The PHP code is as follows:
$privateKey = '-----BEGIN RSA PRIVATE KEY-----
MIICXQIBAAKBgQDZsfv1qscqYdy4vY+P4e3cAtmvppXQcRvrF1cB4drkv0haU24Y
7m5qYtT52Kr539RdbKKdLAM6s20lWy7+5C0DgacdwYWd/7PeCELyEipZJL07Vro7
Ate8Bfjya+wltGK9+XNUIHiumUKULW4KDx21+1NLAUeJ6PeW+DAkmJWF6QIDAQAB
AoGBAJlNxenTQj6OfCl9FMR2jlMJjtMrtQT9InQEE7m3m7bLHeC+MCJOhmNVBjaM
ZpthDORdxIZ6oCuOf6Z2+Dl35lntGFh5J7S34UP2BWzF1IyyQfySCNexGNHKT1G1
XKQtHmtc2gWWthEg+S6ciIyw2IGrrP2Rke81vYHExPrexf0hAkEA9Izb0MiYsMCB
/jemLJB0Lb3Y/B8xjGjQFFBQT7bmwBVjvZWZVpnMnXi9sWGdgUpxsCuAIROXjZ40
IRZ2C9EouwJBAOPjPvV8Sgw4vaseOqlJvSq/C/pIFx6RVznDGlc8bRg7SgTPpjHG
4G+M3mVgpCX1a/EU1mB+fhiJ2LAZ/pTtY6sCQGaW9NwIWu3DRIVGCSMm0mYh/3X9
DAcwLSJoctiODQ1Fq9rreDE5QfpJnaJdJfsIJNtX1F+L3YceeBXtW0Ynz2MCQBI8
9KP274Is5FkWkUFNKnuKUK4WKOuEXEO+LpR+vIhs7k6WQ8nGDd4/mujoJBr5mkrw
DPwqA3N5TMNDQVGv8gMCQQCaKGJgWYgvo3/milFfImbp+m7/Y3vCptarldXrYQWO
AQjxwc71ZGBFDITYvdgJM1MTqc8xQek1FXn1vfpy2c6O
-----END RSA PRIVATE KEY-----'; $publicKey = '-----BEGIN PUBLIC KEY-----
MIGfMA0GCSqGSIb3DQEBAQUAA4GNADCBiQKBgQDZsfv1qscqYdy4vY+P4e3cAtmv
ppXQcRvrF1cB4drkv0haU24Y7m5qYtT52Kr539RdbKKdLAM6s20lWy7+5C0Dgacd
wYWd/7PeCELyEipZJL07Vro7Ate8Bfjya+wltGK9+XNUIHiumUKULW4KDx21+1NL
AUeJ6PeW+DAkmJWF6QIDAQAB
-----END PUBLIC KEY-----';
function rsaEncrypt($data)
{
global $publicKey;
openssl_public_encrypt($data, $crypted, $publicKey);
return $crypted;
}
function rsaDecrypt($data)
{
global $privateKey;
openssl_private_decrypt($data, $decrypted, $privateKey);
return $decrypted;
}
function main()
{
$crypted = rsaEncrypt("git@/mrk");
$decrypted = rsaDecrypt($crypted);
echo "encrypt and decrypt:" . $decrypted;
}
main();
Here we also use PHP to decryptgit@/mrkt
2. Go and PHP work together
One thing to note here is that since the encryption is a byte stream, the direct output and viewing will be garbled.
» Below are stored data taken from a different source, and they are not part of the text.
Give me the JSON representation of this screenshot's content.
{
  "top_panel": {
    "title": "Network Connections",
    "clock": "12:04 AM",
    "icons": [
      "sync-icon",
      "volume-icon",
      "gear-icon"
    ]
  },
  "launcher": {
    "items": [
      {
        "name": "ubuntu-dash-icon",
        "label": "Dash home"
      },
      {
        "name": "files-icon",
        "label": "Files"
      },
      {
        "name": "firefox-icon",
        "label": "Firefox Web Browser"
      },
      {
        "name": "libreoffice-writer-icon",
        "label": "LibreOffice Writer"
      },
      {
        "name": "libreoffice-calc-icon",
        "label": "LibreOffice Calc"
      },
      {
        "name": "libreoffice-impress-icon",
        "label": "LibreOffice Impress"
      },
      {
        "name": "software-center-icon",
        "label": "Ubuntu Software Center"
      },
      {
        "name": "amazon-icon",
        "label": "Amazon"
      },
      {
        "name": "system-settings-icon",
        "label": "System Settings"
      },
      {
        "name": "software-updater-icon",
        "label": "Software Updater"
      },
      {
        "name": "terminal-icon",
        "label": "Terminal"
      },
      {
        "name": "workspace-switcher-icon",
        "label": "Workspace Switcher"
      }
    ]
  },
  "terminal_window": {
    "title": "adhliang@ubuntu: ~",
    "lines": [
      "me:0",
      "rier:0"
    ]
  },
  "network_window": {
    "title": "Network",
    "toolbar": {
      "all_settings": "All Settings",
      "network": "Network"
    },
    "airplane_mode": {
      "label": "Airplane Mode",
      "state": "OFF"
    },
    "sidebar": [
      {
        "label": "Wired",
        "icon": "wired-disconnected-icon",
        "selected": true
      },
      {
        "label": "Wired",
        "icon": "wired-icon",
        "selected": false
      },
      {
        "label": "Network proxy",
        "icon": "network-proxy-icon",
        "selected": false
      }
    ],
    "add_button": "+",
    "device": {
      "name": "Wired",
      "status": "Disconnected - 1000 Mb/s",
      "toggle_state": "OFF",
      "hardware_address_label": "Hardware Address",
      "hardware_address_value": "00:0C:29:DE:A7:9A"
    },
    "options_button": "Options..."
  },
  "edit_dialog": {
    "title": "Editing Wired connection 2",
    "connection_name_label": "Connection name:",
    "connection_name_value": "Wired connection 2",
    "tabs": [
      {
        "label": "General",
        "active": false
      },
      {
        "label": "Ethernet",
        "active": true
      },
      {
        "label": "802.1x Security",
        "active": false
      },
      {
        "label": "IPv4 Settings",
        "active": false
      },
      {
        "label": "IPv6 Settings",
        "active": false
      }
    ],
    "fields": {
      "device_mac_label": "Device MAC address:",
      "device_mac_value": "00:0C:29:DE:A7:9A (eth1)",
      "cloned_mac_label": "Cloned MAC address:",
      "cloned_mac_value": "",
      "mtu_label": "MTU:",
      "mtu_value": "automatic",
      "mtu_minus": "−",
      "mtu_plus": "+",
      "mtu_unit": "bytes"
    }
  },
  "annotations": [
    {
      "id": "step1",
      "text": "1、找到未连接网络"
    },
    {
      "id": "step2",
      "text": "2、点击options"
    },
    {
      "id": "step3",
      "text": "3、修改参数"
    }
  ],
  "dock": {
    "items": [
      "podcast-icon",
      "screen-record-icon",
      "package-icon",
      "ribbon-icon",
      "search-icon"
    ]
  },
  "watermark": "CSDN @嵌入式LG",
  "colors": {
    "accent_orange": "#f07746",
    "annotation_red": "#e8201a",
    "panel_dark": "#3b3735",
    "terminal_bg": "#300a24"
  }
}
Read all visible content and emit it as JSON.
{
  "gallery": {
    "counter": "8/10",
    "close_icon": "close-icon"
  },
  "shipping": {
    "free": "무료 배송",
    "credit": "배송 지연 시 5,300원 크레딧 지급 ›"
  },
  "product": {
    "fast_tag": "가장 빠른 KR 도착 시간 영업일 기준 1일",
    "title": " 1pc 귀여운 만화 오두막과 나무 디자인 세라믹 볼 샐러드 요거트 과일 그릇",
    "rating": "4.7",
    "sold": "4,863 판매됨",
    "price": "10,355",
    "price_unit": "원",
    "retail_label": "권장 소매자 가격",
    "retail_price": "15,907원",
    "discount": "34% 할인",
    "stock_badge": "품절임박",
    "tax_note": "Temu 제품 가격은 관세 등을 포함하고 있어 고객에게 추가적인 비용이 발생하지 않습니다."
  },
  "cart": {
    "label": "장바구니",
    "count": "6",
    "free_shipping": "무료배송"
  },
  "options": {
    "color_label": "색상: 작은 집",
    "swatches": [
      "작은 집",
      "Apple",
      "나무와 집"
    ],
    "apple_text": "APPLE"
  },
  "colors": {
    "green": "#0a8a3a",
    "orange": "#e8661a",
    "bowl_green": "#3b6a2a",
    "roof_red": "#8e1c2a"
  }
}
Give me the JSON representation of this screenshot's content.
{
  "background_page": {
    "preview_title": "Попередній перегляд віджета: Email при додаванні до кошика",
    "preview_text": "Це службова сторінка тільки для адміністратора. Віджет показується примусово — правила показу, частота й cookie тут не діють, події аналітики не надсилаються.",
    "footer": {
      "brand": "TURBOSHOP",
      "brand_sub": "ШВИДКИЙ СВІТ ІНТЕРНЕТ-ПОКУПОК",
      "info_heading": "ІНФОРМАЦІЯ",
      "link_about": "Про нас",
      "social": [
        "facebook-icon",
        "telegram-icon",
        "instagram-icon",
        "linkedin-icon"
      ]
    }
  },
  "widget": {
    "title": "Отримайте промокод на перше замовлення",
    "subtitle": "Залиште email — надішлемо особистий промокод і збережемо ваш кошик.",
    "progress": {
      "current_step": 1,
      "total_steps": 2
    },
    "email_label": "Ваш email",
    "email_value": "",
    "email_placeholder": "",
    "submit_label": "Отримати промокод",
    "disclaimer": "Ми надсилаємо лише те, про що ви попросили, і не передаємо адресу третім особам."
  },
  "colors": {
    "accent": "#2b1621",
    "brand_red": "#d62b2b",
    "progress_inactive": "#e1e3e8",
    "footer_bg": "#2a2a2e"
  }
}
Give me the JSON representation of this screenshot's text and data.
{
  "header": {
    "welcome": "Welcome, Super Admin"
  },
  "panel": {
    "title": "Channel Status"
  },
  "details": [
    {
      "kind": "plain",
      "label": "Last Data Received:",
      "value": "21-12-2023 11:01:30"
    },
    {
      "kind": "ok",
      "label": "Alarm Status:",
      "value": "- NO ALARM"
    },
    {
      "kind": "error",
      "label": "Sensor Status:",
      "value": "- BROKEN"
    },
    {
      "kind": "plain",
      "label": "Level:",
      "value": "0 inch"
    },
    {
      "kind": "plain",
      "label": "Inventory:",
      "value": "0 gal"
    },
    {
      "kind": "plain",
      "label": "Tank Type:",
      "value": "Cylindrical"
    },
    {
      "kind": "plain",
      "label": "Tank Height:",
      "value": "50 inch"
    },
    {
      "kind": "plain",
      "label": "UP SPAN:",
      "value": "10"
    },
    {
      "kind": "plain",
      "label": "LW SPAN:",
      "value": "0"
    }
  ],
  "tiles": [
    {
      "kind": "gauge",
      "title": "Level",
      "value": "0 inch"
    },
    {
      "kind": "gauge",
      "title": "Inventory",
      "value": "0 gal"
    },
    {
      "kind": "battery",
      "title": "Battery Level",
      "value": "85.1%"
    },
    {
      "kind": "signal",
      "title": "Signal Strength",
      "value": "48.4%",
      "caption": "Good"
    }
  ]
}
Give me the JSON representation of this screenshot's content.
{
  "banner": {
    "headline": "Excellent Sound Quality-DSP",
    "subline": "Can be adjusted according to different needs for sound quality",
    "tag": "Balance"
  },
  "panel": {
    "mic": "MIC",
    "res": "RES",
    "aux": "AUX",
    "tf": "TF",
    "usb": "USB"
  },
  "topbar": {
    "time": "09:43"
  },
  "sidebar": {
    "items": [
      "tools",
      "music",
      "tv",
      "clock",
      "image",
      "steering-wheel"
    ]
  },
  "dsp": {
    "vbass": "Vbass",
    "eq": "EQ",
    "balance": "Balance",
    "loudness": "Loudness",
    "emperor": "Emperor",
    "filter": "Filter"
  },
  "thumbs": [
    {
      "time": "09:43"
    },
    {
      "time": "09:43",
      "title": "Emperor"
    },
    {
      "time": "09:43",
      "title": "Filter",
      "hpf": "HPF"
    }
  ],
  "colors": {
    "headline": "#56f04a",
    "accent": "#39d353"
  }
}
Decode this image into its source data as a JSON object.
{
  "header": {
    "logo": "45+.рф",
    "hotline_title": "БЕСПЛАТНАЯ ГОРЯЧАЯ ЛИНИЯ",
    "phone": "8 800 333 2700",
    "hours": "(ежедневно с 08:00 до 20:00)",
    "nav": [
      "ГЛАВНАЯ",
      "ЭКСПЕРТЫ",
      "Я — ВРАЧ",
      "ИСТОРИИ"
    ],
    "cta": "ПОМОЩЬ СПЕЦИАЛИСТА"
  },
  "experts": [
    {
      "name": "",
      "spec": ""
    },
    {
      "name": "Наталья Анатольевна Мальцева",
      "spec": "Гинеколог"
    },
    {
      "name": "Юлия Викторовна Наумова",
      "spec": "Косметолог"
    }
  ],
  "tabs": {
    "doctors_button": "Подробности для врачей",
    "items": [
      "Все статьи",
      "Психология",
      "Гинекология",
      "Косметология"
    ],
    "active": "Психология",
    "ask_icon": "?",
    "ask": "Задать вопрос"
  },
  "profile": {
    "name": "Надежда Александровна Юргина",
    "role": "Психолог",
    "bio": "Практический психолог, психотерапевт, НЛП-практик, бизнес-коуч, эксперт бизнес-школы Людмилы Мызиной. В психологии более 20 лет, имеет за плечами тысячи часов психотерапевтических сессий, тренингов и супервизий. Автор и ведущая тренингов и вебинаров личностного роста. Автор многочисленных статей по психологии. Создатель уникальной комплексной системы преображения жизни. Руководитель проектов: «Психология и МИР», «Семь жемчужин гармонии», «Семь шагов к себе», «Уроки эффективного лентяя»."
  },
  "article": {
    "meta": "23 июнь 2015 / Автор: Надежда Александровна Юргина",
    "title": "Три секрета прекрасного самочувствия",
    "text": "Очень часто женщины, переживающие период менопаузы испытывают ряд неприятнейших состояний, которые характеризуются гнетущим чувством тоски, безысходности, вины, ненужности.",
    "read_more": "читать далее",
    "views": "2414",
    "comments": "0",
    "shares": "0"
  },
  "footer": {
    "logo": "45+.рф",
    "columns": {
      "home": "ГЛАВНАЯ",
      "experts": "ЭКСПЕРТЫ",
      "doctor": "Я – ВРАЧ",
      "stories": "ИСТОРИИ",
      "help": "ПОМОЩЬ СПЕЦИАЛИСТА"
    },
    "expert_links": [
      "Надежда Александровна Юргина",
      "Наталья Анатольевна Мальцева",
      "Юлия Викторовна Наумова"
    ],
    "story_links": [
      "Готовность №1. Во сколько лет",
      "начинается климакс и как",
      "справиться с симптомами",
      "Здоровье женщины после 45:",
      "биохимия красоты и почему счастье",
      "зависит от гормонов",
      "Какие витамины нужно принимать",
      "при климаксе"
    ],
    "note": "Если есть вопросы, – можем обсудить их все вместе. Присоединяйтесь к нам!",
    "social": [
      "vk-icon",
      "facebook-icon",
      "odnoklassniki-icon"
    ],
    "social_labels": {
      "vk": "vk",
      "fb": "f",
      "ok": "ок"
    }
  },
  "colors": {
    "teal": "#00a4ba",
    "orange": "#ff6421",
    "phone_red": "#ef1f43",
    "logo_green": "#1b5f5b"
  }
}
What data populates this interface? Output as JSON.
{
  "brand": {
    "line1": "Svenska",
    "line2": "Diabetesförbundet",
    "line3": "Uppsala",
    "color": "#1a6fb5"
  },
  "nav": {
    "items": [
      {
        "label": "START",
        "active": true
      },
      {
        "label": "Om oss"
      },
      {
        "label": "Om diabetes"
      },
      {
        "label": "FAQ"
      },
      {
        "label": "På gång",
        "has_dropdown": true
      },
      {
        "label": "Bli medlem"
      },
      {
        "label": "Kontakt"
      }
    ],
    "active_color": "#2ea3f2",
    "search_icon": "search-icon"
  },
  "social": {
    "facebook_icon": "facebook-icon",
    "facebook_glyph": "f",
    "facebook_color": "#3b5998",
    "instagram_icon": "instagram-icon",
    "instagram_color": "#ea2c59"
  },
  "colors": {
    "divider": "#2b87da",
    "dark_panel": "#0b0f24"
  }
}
Therefore, in order to facilitate the direct encryption and decryption of the language, the encrypted data will be encoded in base64 here.
3. Use
In the example, both the php and Go versions support the -d parameter to pass in the encrypted string and decrypt it; when not passed, an encrypted and base64-encoded string will be output, which can be used for decryption in other languages.
Summarize
The above is all the content of RSA's encryption and decryption using Go language. The article explains the encryption and decryption process of RSA in depth, which is very helpful to friends who learn related knowledge. If you have any questions, please leave a message to discuss.